Imagine it’s Black Friday, when all of the sudden … boom! Your most critical web application goes awry, bringing your e-commerce operation to a screeching halt on the very day flawless performance is needed most. Think it can’t happen? Think again …
Heavy traffic volumes brought on by peak sales periods can put even the most battle-tested websites and applications to the test. To make matters worse, missteps almost always seem to happen at times when businesses have the most to gain — or lose. A recent survey from my firm Gomez found that a third of online shoppers had a bad experience (e.g., slow downloads, frequent user errors and/or transaction problems) on a retail website last holiday season.
Don’t think that holiday shoppers are a forgiving bunch, either. These same online shoppers report little tolerance for poor web performance, even during periods of peak traffic when they realize that your site is likely inundated with visitors. According to the Gomez survey, 67 percent of consumers said they expect websites to work well regardless of how many visitors a site may have at any given time. In addition, 78 percent of respondents indicated they'll readily switch to a competitor’s site if they encounter slowdowns, errors or transaction problems.

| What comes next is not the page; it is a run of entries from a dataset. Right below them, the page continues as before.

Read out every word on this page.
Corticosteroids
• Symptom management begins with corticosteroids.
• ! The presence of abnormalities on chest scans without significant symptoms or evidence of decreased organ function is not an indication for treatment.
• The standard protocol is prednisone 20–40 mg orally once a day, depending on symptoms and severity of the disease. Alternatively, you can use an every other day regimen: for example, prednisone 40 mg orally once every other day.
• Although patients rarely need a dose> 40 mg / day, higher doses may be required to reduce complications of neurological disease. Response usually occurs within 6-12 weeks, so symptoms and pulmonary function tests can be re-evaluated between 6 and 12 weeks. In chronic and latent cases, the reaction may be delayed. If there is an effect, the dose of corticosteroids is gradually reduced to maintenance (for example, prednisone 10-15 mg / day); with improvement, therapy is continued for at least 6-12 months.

Providing exceptional web performance during peak sales periods can be challenging because organizations are expected to ensure scalability across an extremely wide range of application and infrastructure elements, including those that lie beyond companies’ firewalls. Today’s feature-rich websites and applications include components, content and services delivered not just from inside data centers, but from a number of third-party providers. For example, an online storefront may include shopping carts, search engines, user reviews and analytics all from specialized third-party providers.
In addition to third-party services, your applications likely traverse a complex delivery path that may include internet service providers, content delivery networks, desktops, mobile devices and browsers en route to anxious end users around the world.
Traditional, inside-the-firewall testing tools remain popular with Q&A and testing professionals. Unfortunately, these tools are built around an antiquated philosophy of generating load and measuring performance behind the firewall. This kind of internal testing only tells testers part of the story, because it only identifies problems rooted in a data center. Your end users don't live in data centers, of course. They’re located around the world, at the end of a long and complex web application delivery chain.
The key to load testing today’s modern websites and applications is to measure from the perspective of end users at the internet’s core and at its edges. Both are meaningful vantage points for understanding the true end user experience, and not just a lesser proxy of that experience. A winning approach is to apply load from the cloud along with load generated from real end users’ desktops and devices around the world.
With this combined approach, organizations can more accurately identify which end user segments are likely to experience a bottom line-risking performance degradation. With a more appropriate end user-oriented testing approach, IT professionals can more quickly identify, isolate and resolve application issues and provide better value to their organizations. Bring on the crowds!